Delays caused by client dependencies may shift timelines and incur standby or re-planning charges as set out in the SOW.
5. Intellectual property
Upon full payment of all fees due for the relevant deliverables, we assign to you ownership of the bespoke code created specifically for your project, excluding pre-existing libraries, frameworks, and reusable components retained by us.
We grant you a licence to use retained components as embedded in the deliverables. We may reuse general know-how that does not disclose your confidential information.
6. Warranties and remedies
We warrant that services will be performed with reasonable skill and care.
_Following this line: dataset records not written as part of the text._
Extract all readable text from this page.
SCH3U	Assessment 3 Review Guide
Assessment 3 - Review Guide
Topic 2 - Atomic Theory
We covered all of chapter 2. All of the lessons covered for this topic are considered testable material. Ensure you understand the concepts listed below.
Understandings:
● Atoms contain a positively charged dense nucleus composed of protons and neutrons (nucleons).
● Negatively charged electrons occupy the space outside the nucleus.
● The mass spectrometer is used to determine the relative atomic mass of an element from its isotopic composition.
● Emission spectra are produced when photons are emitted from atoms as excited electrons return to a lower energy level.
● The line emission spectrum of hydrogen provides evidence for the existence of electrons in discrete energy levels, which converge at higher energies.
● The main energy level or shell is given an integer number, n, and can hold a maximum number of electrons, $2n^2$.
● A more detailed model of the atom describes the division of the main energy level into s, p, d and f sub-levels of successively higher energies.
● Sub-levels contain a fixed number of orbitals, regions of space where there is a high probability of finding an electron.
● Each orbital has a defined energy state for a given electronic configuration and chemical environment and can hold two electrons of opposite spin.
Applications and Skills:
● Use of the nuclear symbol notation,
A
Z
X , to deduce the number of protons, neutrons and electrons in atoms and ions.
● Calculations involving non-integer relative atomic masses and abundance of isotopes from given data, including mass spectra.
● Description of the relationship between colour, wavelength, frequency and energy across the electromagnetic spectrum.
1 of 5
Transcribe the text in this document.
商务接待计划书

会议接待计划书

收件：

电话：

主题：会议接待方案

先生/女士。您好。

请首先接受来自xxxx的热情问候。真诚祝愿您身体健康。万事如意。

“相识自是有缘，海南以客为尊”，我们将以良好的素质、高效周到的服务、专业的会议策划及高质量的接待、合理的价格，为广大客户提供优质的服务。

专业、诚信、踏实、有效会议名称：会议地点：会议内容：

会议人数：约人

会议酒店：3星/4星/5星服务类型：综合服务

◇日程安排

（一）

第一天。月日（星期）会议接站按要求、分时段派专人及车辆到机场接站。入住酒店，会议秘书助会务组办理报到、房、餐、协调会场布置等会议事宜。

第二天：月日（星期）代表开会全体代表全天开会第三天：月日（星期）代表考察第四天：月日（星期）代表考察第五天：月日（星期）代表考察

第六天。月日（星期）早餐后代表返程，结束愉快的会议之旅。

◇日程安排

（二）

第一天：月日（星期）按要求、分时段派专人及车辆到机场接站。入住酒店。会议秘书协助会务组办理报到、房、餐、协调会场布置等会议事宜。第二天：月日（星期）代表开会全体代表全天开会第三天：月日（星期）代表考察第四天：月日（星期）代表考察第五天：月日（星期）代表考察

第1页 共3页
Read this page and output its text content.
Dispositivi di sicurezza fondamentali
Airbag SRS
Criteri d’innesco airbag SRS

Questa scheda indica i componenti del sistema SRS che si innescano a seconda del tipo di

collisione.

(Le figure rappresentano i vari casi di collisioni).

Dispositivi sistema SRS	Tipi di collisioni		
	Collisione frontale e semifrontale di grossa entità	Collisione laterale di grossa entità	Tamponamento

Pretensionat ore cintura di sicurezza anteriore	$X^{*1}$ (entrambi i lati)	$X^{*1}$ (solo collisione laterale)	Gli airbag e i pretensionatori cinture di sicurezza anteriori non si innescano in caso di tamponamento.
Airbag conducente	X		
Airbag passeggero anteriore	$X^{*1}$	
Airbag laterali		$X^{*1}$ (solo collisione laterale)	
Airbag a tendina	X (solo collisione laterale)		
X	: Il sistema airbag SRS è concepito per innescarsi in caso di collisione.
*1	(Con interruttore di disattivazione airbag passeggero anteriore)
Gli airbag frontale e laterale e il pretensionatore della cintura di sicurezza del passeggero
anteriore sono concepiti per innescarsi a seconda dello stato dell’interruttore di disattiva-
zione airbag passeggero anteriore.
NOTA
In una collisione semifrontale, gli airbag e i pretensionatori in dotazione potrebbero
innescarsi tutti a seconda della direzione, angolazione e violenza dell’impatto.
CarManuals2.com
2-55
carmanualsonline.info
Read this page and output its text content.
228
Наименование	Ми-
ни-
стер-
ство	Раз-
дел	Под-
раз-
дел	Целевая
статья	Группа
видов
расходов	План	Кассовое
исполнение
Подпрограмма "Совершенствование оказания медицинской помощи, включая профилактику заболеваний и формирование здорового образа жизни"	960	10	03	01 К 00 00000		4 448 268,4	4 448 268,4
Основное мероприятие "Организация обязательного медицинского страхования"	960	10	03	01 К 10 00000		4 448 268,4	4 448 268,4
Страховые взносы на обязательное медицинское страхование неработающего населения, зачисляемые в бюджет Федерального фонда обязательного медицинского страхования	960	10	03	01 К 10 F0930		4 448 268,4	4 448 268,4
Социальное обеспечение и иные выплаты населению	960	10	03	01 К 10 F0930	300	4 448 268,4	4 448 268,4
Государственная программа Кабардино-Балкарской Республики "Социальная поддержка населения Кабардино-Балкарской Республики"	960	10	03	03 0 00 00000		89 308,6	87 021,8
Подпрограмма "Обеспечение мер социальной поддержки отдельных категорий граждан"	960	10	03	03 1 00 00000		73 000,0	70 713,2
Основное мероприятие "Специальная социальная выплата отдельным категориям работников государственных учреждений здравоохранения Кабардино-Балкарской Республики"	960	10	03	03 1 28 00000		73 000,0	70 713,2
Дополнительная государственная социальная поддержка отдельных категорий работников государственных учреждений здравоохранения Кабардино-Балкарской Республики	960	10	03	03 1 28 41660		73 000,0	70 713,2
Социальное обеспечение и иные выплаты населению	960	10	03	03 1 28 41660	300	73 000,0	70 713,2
For a period of thirty days after acceptance, we will remedy reproducible defects in deliverables at no additional charge, provided the issue is not caused by third-party changes, unauthorised modifications, or environments outside our control.
Except as stated, all warranties, conditions, and terms implied by law are excluded to the fullest extent permitted.
7. Liability
Our aggregate liability arising from a project is limited to the fees paid for that project in the twelve months preceding the claim, except for liability that cannot be limited by law.
We are not liable for indirect or consequential loss, including loss of profit, revenue, data, or business opportunity.
8. Confidentiality and data protection
Each party will protect the other's confidential information and use it only for the project. Personal data processing is governed by our Privacy Policy and any data processing agreement required by law.
9. Termination
Either party may terminate for material breach not remedied within fourteen days of written notice. On termination, you will pay for work performed and committed third-party costs.
We may suspend work if invoices are overdue by more than fourteen days after reminder.